The One on Earth: Selected Works of Mark Baumer. Baumer was a writer, interdisciplinary artist, activist, and “compulsive social media diarist” (The New Yorker). In her foreword to The One on Earth: Selected Works of Mark Baumer, Claire Donato compares the author’s writing to “Lydia Davis thumb wrestling Donald Barthleme on Vine at TGI Friday’s.” This collection, edited by Blake Butler and Shane Jones, captures a formal expansiveness which mirrors the many caps Baumer wore as a human being: activist, baseball player, straight-edge zinemaker, web content specialist, cross-country walker, son, and friend. His literary forms range from travel blogs to prose miniatures, submission cover letters to MFA applications, Tinder bios to fairy tales, and the ultimate anti-novel, a rigorous pastiche of buddies cross-country road-tripping. This final form serves as the anti-centerpiece of this generative anti-collection from the late polymath.

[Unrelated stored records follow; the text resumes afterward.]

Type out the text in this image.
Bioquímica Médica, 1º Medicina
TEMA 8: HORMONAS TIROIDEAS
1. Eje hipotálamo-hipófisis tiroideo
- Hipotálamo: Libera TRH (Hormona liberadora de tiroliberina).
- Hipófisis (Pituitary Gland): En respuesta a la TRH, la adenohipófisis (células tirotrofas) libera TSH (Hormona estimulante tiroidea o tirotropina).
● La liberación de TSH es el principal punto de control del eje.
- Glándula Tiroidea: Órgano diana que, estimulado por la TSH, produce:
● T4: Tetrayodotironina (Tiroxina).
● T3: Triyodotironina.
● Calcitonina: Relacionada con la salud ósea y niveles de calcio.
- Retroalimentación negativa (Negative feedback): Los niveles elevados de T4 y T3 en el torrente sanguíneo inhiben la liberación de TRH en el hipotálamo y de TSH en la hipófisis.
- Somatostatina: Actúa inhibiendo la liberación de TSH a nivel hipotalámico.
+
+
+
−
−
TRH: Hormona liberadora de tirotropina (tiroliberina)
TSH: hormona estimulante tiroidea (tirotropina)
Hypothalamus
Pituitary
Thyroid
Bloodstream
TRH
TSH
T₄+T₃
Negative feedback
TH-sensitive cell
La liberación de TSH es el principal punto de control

In January 2017, Baumer was struck and killed by an SUV in rural Florida while walking barefoot across America to raise awareness about climate change. Although he is no longer on earth, his alien sensibility and unwavering personal ethics remain.
I can't believe I haven't heard of this fellow until now. His absurd sense of humor is right up my alley! In fact, I seriously think he was brilliant. What a character, and what a tragic ending he had. Midway through this wonderfully selected compilation of his prolific works, I found out there was a documentary about him, "Barefoot Across America, the Mark Baumer Story". I watched it and was so delighted to see and hear the person behind the stories and poems in this book. While the documentary focuses on his journey walking barefoot across America to bring attention to climate change, it was incredibly inspiring and brought some context to the works in this book which is a collection of thoughts, poems, rants, and letters about everything you could imagine and then some. I decided to download this book on Audible and I'm so glad I did because the delivery of the narrator is so perfect and it had me laughing out loud plenty. I could only listen to about an hour of it at a time because it has a very specific vibe, but I loved it so much.
I finally got around to reading this great book, which had been sitting on my bookshelf for a while.
I never met Mark Baumer, but I know through my daughter, who was in the MFA in creative writing at the same time as Mark, and was a friend of his (she also wrote the gorgeous preface to this book), that he defied any description - he was a larger than life, shining, and incredibly kind human being. Wikipedia states that he was “an American writer, adventurer, and environmental activist,” but there was - and still is - so much more to him than that.
For those who have no clue who he was, Mark was crossing America barefoot to raise awareness about climate change (he had started this endeavor - which he had done once, in 81 days with shoes on, in 2010), when he was run over by an SUV in Florida on January 21, 2017. He was 34 years old.
There is a definite Dadaist quality to Mark’s writing, especially in the longest piece included in this book, “At Some Point in the Last Nine Billion Years: A Novel.” Indeed, how can you write sensical prose when the world around you is crumbling (more accurately, when humanity is destroying it) and no longer makes any sense? In this respect, this book is not for those who confine their readings to well-ordered alignments of words that never defy logic or a well-ordered world-view.
I particularly liked the 37 very short whimsical cover letters, all addressed to “Dear Job People.” They are hilarious. “My Personal Statement from When I Applied to Brown” is also quite unique. Excerpts from Mark’s “Barefoot Across America” blog are incredibly poignant, they encapsulate his despair at the state of the United States at the time of Trump’s election. Things could not possibly get worse – but, alas, they did.
A final word: If you do not know much about Mark Baumer, but would like to get to know more about him, watch Julie Sokolow's wonderful documentary on him - titled "Barefoot: The Mark Baumer Story."
"I tried to look at my own brain. I asked it if it was experiencing any sense of pleasure or it it was developing a medium-sized experience that would consume my ability to ever experience anything ever again."